Writing Colonial History at the Ends of Empire
This project examines the political context in twentieth-century African independence movements--in this case Senegal--for the writing of colonial history. It takes a basically biographical approach to this subject, by examining the career of Gabriel Debien (1906-1990), a French scholar who generally considered the founder of the social history of the French Antilles. Debien began his career teaching at the University of Cairo, but was hired to establish the department of history at the University of Dakar in 1957, just as Senegal was making the transition to its ultimate independence from France, which it achieved in 1960.

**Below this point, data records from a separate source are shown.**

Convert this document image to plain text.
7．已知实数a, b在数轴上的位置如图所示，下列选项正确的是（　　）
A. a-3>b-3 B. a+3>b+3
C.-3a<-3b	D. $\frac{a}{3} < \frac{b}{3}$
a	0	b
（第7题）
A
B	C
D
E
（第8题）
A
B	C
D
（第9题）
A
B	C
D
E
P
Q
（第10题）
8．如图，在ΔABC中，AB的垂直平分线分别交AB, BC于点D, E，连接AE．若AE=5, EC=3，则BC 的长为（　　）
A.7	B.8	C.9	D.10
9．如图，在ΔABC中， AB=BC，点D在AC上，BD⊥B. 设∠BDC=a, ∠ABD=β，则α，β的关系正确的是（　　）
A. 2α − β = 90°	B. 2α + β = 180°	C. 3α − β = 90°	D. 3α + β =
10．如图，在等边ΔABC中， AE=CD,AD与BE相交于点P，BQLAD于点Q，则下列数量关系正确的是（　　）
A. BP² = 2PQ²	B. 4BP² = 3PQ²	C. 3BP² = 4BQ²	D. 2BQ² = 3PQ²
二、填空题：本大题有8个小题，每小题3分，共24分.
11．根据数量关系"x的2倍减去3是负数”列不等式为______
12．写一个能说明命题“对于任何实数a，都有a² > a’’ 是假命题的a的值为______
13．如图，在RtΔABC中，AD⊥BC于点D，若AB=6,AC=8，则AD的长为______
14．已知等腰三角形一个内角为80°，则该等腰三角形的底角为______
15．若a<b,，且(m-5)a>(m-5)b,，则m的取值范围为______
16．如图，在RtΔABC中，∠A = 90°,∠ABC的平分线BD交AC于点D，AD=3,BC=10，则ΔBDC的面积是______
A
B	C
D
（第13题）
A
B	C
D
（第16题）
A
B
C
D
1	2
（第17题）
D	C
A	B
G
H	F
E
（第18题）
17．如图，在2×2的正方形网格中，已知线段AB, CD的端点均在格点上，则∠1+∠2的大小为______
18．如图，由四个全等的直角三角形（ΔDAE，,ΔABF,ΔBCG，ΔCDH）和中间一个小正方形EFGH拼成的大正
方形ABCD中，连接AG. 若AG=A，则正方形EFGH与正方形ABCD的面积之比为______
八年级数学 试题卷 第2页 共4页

There is a well-established link between the between colonial independence movements and the writing of the history of slavery and abolitionism. Eric Williams, who eventually became the first prime minister of the independent Trinidad and Tobago in 1962, wroteCapitalism and Slavery (1944) after studying in Oxford. In France, leaders of the négritude movement, Léopold Sédar Senghor (future first president of Senegal) and Aimé Césaire (Martiniquan politician) both gave lectures at the Sorbonne about the French abolitionist Victor Schoelcher in April of 1948 to commemorate the 100th anniversary of abolition in the French Empire.

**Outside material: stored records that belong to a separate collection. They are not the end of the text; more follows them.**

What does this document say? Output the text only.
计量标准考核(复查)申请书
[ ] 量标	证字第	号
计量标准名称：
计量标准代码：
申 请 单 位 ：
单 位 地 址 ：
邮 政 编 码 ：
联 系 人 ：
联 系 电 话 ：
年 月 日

Debien testifies to a reverse movement: instead of a colonial subject studying and writing about slavery and abolition in the metropole, he was was born and educated in western France and then spent most of his scholarly career outside of Europe. The establishment of the discipline of history in Senegal was concurrent with debates over the form that autonomy for France’s overseas possessions would take. Senghor and Césaire both eschewed complete independence for the former colonies, opting--successfully, in the case of Aimé Césaire's Martinique--for a continuing political integration with the metropole. Although this was not to be the case for Senegal, Senghor advocated for a Eurafrican federalism based upon bidirectional cultural influences. These ideas left their traces on establishment of higher education in independent Senegal--a project to which Gabriel Debien was called to contribute.

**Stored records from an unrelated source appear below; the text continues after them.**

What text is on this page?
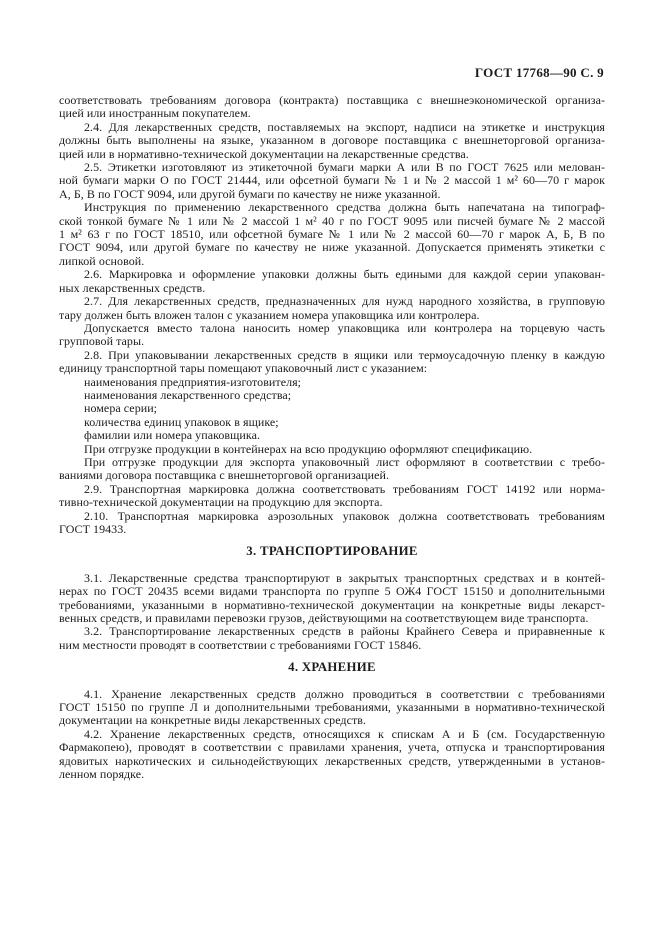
ГОСТ 17768—90 С. 9
соответствовать требованиям договора (контракта) поставщика с внешнеэкономической организа-
цией или иностранным покупателем.
2.4. Для лекарственных средств, поставляемых на экспорт, надписи на этикетке и инструкция
должны быть выполнены на языке, указанном в договоре поставщика с внешнеторговой организа-
цией или в нормативно-технической документации на лекарственные средства.
2.5. Этикетки изготовляют из этикеточной бумаги марки А или В по ГОСТ 7625 или мелован-
ной бумаги марки О по ГОСТ 21444, или офсетной бумаги № 1 и № 2 массой 1 м² 60—70 г марок
А, Б, В по ГОСТ 9094, или другой бумаги по качеству не ниже указанной.
Инструкция по применению лекарственного средства должна быть напечатана на типограф-
ской тонкой бумаге № 1 или № 2 массой 1 м² 40 г по ГОСТ 9095 или писчей бумаге № 2 массой
1 м² 63 г по ГОСТ 18510, или офсетной бумаге № 1 или № 2 массой 60—70 г марок А, Б, В по
ГОСТ 9094, или другой бумаге по качеству не ниже указанной. Допускается применять этикетки с
липкой основой.
2.6. Маркировка и оформление упаковки должны быть едиными для каждой серии упакован-
ных лекарственных средств.
2.7. Для лекарственных средств, предназначенных для нужд народного хозяйства, в групповую
тару должен быть вложен талон с указанием номера упаковщика или контролера.
Допускается вместо талона наносить номер упаковщика или контролера на торцевую часть
групповой тары.
2.8. При упаковывании лекарственных средств в ящики или термоусадочную пленку в каждую
единицу транспортной тары помещают упаковочный лист с указанием:
наименования предприятия-изготовителя;
наименования лекарственного средства;
номера серии;
количества единиц упаковок в ящике;
фамилии или номера упаковщика.
При отгрузке продукции в контейнерах на всю продукцию оформляют спецификацию.
При отгрузке продукции для экспорта упаковочный лист оформляют в соответствии с требо-
ваниями договора поставщика с внешнеторговой организацией.
2.9. Транспортная маркировка должна соответствовать требованиям ГОСТ 14192 или норма-
тивно-технической документации на продукцию для экспорта.
2.10. Транспортная маркировка аэрозольных упаковок должна соответствовать требованиям
ГОСТ 19433.
3. ТРАНСПОРТИРОВАНИЕ
3.1. Лекарственные средства транспортируют в закрытых транспортных средствах и в контей-
нерах по ГОСТ 20435 всеми видами транспорта по группе 5 ОЖ4 ГОСТ 15150 и дополнительными
требованиями, указанными в нормативно-технической документации на конкретные виды лекарст-
венных средств, и правилами перевозки грузов, действующими на соответствующем виде транспорта.
3.2. Транспортирование лекарственных средств в районы Крайнего Севера и приравненные к
ним местности проводят в соответствии с требованиями ГОСТ 15846.
4. ХРАНЕНИЕ
4.1. Хранение лекарственных средств должно проводиться в соответствии с требованиями
ГОСТ 15150 по группе Л и дополнительными требованиями, указанными в нормативно-технической
документации на конкретные виды лекарственных средств.
4.2. Хранение лекарственных средств, относящихся к спискам А и Б (см. Государственную
Фармакопею), проводят в соответствии с правилами хранения, учета, отпуска и транспортирования
ядовитых наркотических и сильнодействующих лекарственных средств, утвержденными в установ-
ленном порядке.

Paul Cheney’s scholarly work focuses principally old regime France and its colonial empire. Before taking his doctorate at Columbia University, Cheney studied economics at the New School for Social Research, which probably helps to explain his ongoing interest in the world economy of the long eighteenth century. Cheney’s latest book “Cul de Sac: Patrimony, Capitalism and Slavery in French Saint-Domingue” (Chicago, 2017), is a global micro history of France's plantation complex from its apogee in the late eighteenth century through its decline. His first book, “Revolutionary Commerce: Globalization and the French Monarchy” (Harvard, 2010) is an intellectual history of the political and economic implications of globalization in eighteenth-century France. Professor Cheney teaches across all of these subjects in European and more broadly Atlantic history. Cheney has a special enthusiasm for teaching the history of political thought to Chicago undergraduates. Paul began his career as a postdoctoral fellow at the University of Chicago, and taught in Berlin, Belfast, Shanghai, New York and Paris.